眼中有着無聊無趣的懈怠情緒,但更多的,是他自己都沒發現的新鮮打量。
要比他碰到屍體更盛。
怎麼會有人這麼奇怪,一邊發自肺腑的讨厭他一邊又不能見證他的死亡。
人心是醜陋的,世界是腐朽的,人與人的接近總要有所目的,總要有所圖,他看到森鷗外邀請黑澤陣的濃濃目的,見到中原中也在同伴的“羁絆”中痛苦掙紮。

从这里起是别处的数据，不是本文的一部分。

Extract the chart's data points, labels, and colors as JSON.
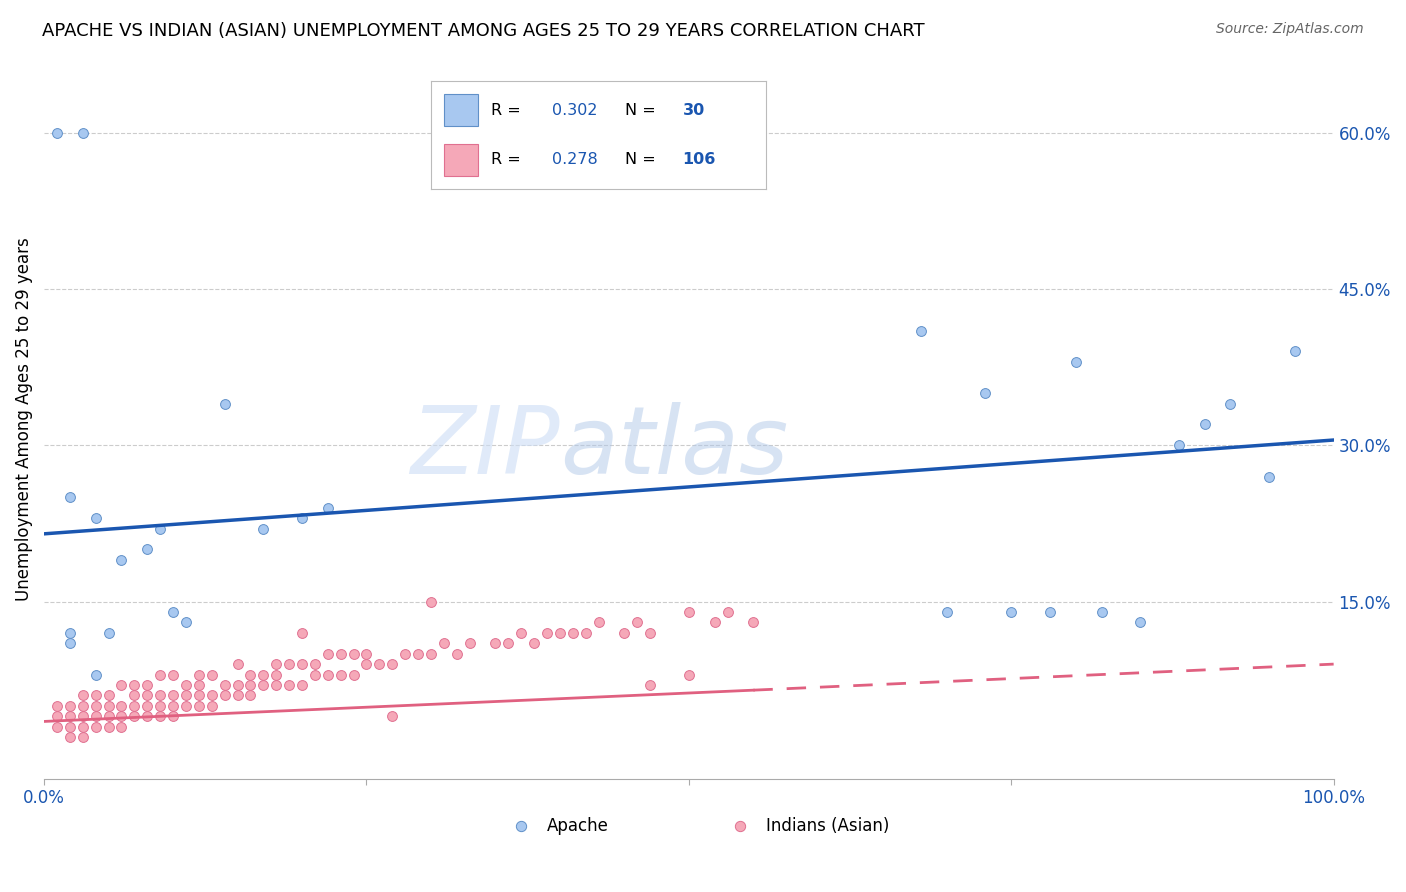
{
  "title": "APACHE VS INDIAN (ASIAN) UNEMPLOYMENT AMONG AGES 25 TO 29 YEARS CORRELATION CHART",
  "source": "Source: ZipAtlas.com",
  "ylabel": "Unemployment Among Ages 25 to 29 years",
  "xlim": [
    0.0,
    1.0
  ],
  "ylim": [
    -0.02,
    0.67
  ],
  "yticks": [
    0.0,
    0.15,
    0.3,
    0.45,
    0.6
  ],
  "ytick_labels": [
    "",
    "15.0%",
    "30.0%",
    "45.0%",
    "60.0%"
  ],
  "xticks": [
    0.0,
    0.25,
    0.5,
    0.75,
    1.0
  ],
  "xtick_labels": [
    "0.0%",
    "",
    "",
    "",
    "100.0%"
  ],
  "apache_color": "#a8c8f0",
  "apache_edge": "#6090c8",
  "indian_color": "#f5a8b8",
  "indian_edge": "#e07090",
  "trend_apache_color": "#1a56b0",
  "trend_indian_color": "#e06080",
  "R_apache": 0.302,
  "N_apache": 30,
  "R_indian": 0.278,
  "N_indian": 106,
  "watermark_zip": "ZIP",
  "watermark_atlas": "atlas",
  "apache_x": [
    0.02,
    0.05,
    0.01,
    0.03,
    0.02,
    0.04,
    0.06,
    0.08,
    0.09,
    0.11,
    0.14,
    0.17,
    0.2,
    0.22,
    0.02,
    0.04,
    0.7,
    0.75,
    0.78,
    0.82,
    0.85,
    0.88,
    0.9,
    0.92,
    0.95,
    0.97,
    0.73,
    0.8,
    0.68,
    0.1
  ],
  "apache_y": [
    0.12,
    0.12,
    0.6,
    0.6,
    0.11,
    0.08,
    0.19,
    0.2,
    0.22,
    0.13,
    0.34,
    0.22,
    0.23,
    0.24,
    0.25,
    0.23,
    0.14,
    0.14,
    0.14,
    0.14,
    0.13,
    0.3,
    0.32,
    0.34,
    0.27,
    0.39,
    0.35,
    0.38,
    0.41,
    0.14
  ],
  "indian_x": [
    0.01,
    0.01,
    0.01,
    0.02,
    0.02,
    0.02,
    0.02,
    0.03,
    0.03,
    0.03,
    0.03,
    0.03,
    0.04,
    0.04,
    0.04,
    0.04,
    0.05,
    0.05,
    0.05,
    0.05,
    0.06,
    0.06,
    0.06,
    0.06,
    0.07,
    0.07,
    0.07,
    0.07,
    0.08,
    0.08,
    0.08,
    0.08,
    0.09,
    0.09,
    0.09,
    0.09,
    0.1,
    0.1,
    0.1,
    0.1,
    0.11,
    0.11,
    0.11,
    0.12,
    0.12,
    0.12,
    0.12,
    0.13,
    0.13,
    0.13,
    0.14,
    0.14,
    0.15,
    0.15,
    0.15,
    0.16,
    0.16,
    0.16,
    0.17,
    0.17,
    0.18,
    0.18,
    0.19,
    0.19,
    0.2,
    0.2,
    0.21,
    0.21,
    0.22,
    0.22,
    0.23,
    0.23,
    0.24,
    0.24,
    0.25,
    0.25,
    0.26,
    0.27,
    0.28,
    0.29,
    0.3,
    0.31,
    0.32,
    0.33,
    0.35,
    0.36,
    0.37,
    0.38,
    0.39,
    0.4,
    0.41,
    0.42,
    0.43,
    0.45,
    0.46,
    0.47,
    0.5,
    0.52,
    0.53,
    0.55,
    0.18,
    0.2,
    0.27,
    0.3,
    0.47,
    0.5
  ],
  "indian_y": [
    0.03,
    0.04,
    0.05,
    0.02,
    0.03,
    0.04,
    0.05,
    0.02,
    0.03,
    0.04,
    0.05,
    0.06,
    0.03,
    0.04,
    0.05,
    0.06,
    0.03,
    0.04,
    0.05,
    0.06,
    0.03,
    0.04,
    0.05,
    0.07,
    0.04,
    0.05,
    0.06,
    0.07,
    0.04,
    0.05,
    0.06,
    0.07,
    0.04,
    0.05,
    0.06,
    0.08,
    0.04,
    0.05,
    0.06,
    0.08,
    0.05,
    0.06,
    0.07,
    0.05,
    0.06,
    0.07,
    0.08,
    0.05,
    0.06,
    0.08,
    0.06,
    0.07,
    0.06,
    0.07,
    0.09,
    0.06,
    0.07,
    0.08,
    0.07,
    0.08,
    0.07,
    0.08,
    0.07,
    0.09,
    0.07,
    0.09,
    0.08,
    0.09,
    0.08,
    0.1,
    0.08,
    0.1,
    0.08,
    0.1,
    0.09,
    0.1,
    0.09,
    0.09,
    0.1,
    0.1,
    0.1,
    0.11,
    0.1,
    0.11,
    0.11,
    0.11,
    0.12,
    0.11,
    0.12,
    0.12,
    0.12,
    0.12,
    0.13,
    0.12,
    0.13,
    0.12,
    0.14,
    0.13,
    0.14,
    0.13,
    0.09,
    0.12,
    0.04,
    0.15,
    0.07,
    0.08
  ],
  "trend_apache_x0": 0.0,
  "trend_apache_y0": 0.215,
  "trend_apache_x1": 1.0,
  "trend_apache_y1": 0.305,
  "trend_indian_x0": 0.0,
  "trend_indian_y0": 0.035,
  "trend_indian_x1": 0.55,
  "trend_indian_y1": 0.065,
  "trend_indian_dash_x0": 0.55,
  "trend_indian_dash_y0": 0.065,
  "trend_indian_dash_x1": 1.0,
  "trend_indian_dash_y1": 0.09,
  "grid_color": "#cccccc",
  "tick_color": "#1a56b0",
  "bottom_label_apache": "Apache",
  "bottom_label_indian": "Indians (Asian)"
}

在港.黑的每一天,他要觀察到好多東西,到目前為止,他還未能尋找到自己想要的答案。
但黑澤陣在這之中,絕對有着并不一般的含義。
他冷酷,他冷血,對敵人絕不留情,但又意外是個對下屬有着極大寬容的人。
但黑澤陣又不像是完完全全對港.黑竭盡全力,肝腦塗地的那種死闆先生。
他有時會偷懶,有時會耍小聰明,有時面無表情但不難看出對加班生涯的頗有其詞。
而且,一直到現在,太宰治一次都沒見到過黑澤陣的失态,不是指生氣,不是指憤怒,而是說為了某種執着之物的執念。
一次都沒有,什麼都不在意,什麼都入不了眼。
傲慢得不可一世。
怎麼會有人,這麼的難以捉摸。
太宰治饒有興趣地換了個姿勢,于是,他一眼望見銀發青年那絕對算得上白皙纖長的手指,食指骨節上有着道道血痕。
鮮血直流,觸目驚心。
創口貼綁得亂七八糟的,也沒能掩蓋傷口之深。